Лань - Магда Сабо 6 стр.


Йожи стал худеть. Господин Трнка больше в корчме не появлялся, и Гизика о нем не говорила; когда я спрашивала, почему его теперь не видно, она морщила лоб и молчала. Fame coacta vulpes alta in vinea. Юсти и господин Трнка однажды гуляли и на Дамбе, заходили в кондитерскую Карасихи есть мороженое, я подглядывала за ними с изгороди, хихикая в ладонь. Йожи стал невыносим: он злился, кричал на Юсти – конечно, не из-за господина Трнки, а из-за того, что стаканы недостаточно чисты или что слишком быстро изнашиваются скатерти. Юсти лишь улыбалась и пожимала плечами. Повариха, тетя Тереза, собралась уходить от них, но потом все же осталась. Беспокойная это была весна.

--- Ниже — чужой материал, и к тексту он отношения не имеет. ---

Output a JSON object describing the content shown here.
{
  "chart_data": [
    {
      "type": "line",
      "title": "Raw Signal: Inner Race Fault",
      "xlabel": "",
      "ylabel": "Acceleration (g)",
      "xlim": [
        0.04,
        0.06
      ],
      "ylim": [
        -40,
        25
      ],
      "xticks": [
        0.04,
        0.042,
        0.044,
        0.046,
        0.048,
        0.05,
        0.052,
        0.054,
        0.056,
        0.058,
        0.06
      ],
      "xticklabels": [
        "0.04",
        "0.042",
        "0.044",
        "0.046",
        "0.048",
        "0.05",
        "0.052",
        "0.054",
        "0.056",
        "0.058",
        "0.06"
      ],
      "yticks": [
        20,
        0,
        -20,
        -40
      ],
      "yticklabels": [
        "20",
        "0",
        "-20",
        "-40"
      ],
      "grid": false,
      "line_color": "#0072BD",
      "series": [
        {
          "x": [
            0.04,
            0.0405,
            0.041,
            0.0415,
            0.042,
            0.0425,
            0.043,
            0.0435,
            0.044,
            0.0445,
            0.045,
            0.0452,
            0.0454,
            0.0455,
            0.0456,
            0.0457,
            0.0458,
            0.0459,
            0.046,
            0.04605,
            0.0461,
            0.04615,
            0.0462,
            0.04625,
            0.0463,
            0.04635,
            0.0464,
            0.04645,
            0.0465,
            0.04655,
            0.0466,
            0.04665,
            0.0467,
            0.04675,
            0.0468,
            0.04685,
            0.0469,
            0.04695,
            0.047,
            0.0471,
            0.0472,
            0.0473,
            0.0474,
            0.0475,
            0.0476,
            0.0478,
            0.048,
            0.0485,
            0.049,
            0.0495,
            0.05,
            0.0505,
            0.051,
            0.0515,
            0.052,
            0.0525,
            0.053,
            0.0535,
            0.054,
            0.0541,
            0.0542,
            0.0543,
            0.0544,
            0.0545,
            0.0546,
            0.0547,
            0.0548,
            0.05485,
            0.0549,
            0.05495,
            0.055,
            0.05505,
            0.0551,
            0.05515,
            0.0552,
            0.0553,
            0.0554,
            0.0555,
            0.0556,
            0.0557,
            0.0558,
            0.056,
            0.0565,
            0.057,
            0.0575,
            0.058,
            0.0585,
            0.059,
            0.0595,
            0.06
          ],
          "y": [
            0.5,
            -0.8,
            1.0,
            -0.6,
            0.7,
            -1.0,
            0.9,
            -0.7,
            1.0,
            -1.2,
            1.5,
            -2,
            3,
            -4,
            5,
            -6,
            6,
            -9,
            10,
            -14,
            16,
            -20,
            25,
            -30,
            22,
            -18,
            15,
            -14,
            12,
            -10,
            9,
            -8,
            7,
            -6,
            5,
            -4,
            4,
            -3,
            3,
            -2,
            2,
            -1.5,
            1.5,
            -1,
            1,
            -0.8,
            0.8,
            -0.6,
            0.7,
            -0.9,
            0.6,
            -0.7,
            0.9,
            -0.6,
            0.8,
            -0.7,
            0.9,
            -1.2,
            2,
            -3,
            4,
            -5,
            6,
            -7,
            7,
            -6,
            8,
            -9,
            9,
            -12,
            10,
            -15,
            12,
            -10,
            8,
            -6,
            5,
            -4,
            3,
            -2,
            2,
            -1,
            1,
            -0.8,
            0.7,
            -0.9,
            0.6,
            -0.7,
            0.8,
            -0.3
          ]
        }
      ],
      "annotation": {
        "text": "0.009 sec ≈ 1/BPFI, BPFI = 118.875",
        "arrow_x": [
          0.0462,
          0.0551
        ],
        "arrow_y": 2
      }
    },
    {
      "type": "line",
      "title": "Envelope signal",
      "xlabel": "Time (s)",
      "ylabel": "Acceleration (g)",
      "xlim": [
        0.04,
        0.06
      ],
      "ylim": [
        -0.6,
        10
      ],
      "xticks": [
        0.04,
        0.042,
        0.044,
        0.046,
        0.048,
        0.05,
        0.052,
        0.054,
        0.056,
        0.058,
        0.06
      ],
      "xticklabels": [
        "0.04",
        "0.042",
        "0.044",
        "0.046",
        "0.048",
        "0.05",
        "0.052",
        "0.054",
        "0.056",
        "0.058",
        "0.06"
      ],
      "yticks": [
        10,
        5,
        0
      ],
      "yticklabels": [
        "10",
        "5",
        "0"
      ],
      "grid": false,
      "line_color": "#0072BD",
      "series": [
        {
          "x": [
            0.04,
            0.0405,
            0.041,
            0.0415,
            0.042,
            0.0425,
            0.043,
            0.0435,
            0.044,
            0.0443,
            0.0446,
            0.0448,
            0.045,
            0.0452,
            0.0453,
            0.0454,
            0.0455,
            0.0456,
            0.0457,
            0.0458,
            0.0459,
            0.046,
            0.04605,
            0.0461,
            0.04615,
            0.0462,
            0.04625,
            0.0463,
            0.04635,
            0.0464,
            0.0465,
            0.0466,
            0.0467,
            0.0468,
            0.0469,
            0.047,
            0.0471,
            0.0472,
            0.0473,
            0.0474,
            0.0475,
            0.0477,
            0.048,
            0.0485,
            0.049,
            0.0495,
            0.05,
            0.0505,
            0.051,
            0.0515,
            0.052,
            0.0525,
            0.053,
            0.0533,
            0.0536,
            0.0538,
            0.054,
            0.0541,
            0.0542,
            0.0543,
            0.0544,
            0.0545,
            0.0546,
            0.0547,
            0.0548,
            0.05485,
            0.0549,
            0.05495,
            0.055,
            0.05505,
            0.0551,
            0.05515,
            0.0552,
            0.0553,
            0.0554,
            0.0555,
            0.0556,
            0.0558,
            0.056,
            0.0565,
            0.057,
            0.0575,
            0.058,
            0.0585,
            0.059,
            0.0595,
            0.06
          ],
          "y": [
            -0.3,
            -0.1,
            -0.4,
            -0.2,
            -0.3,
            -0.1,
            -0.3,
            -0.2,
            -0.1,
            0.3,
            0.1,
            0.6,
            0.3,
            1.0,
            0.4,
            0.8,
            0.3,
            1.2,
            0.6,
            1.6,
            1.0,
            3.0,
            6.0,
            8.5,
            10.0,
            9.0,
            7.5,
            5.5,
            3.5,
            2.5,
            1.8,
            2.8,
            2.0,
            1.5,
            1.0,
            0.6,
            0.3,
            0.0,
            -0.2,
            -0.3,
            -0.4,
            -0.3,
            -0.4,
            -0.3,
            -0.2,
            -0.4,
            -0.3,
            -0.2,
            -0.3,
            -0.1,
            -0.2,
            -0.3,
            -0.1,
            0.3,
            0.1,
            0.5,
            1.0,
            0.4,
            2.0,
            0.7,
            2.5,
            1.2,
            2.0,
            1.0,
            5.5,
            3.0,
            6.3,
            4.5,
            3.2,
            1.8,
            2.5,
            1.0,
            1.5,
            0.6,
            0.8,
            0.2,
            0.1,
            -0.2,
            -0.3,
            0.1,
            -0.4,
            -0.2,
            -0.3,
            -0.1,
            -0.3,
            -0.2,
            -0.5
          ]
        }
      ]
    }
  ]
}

В те времена у нас в городе четыре раза в год устраивали ярмарки. Ты знаешь только масленичные базары в Пеште – и то не можешь устоять, чтобы не накупить там всякой всячины. Зачем тебе, скажем, в позапрошлом году понадобилась глиняная трубка и трещотка? Для меня ярмарка была пыткой. Торговцы сидели вокруг на циновках, самые богатые разбивали шатры; эти шатры возводились еще накануне открытия ярмарки, тогда же прибывали комедианты; на досках, положенных на козлы, горели карбидные лампы, продавались побрякушки, разноцветные леденцы, медовые орешки; у кого были деньги, тот мог уже сейчас купить все, что душе угодно. Куклы, бусы, деревянные птички – каждая вещица стоила каких-нибудь двадцать четыре филлера; у меня никогда не было лишних двадцати четырех филлеров. Но я все-таки шла на ярмарку, чтобы хотя бы поглазеть на балаганы комедиантов. Я смотрела, как взмахивают молотом силачи, подолгу стояла возле шпагоглотателя, возле человека, который брал в рот раскаленные добела гвозди и сосал их, как леденцы. В одном конце пекли пирожки, жарили мясо, в другом была карусель, и еще одна карусель, которая, крутясь, поднималась и опускалась под седоками, будто корабль, мчащийся в море на крутых волнах. Как-то ты повел меня в Луна-парк, купил мне жареной кукурузы и ячменного сахара, мы катались в гондоле; а потом, в царстве духов, когда мы ехали из пещеры в пещеру, где во мраке дико завывали призраки, – ты поцеловал меня. Когда ты прикоснулся губами к моему лицу, оно было совсем мокрым, и ты так и не понял, в чем дело, а я не могла тебе объяснить, что поздно, поздно, теперь я уже не могу не видеть, какое дурацкое выражение на лице у Белоснежки, и вообще я не люблю ячменный сахар, он пахнет краской и вызывает у меня тошноту.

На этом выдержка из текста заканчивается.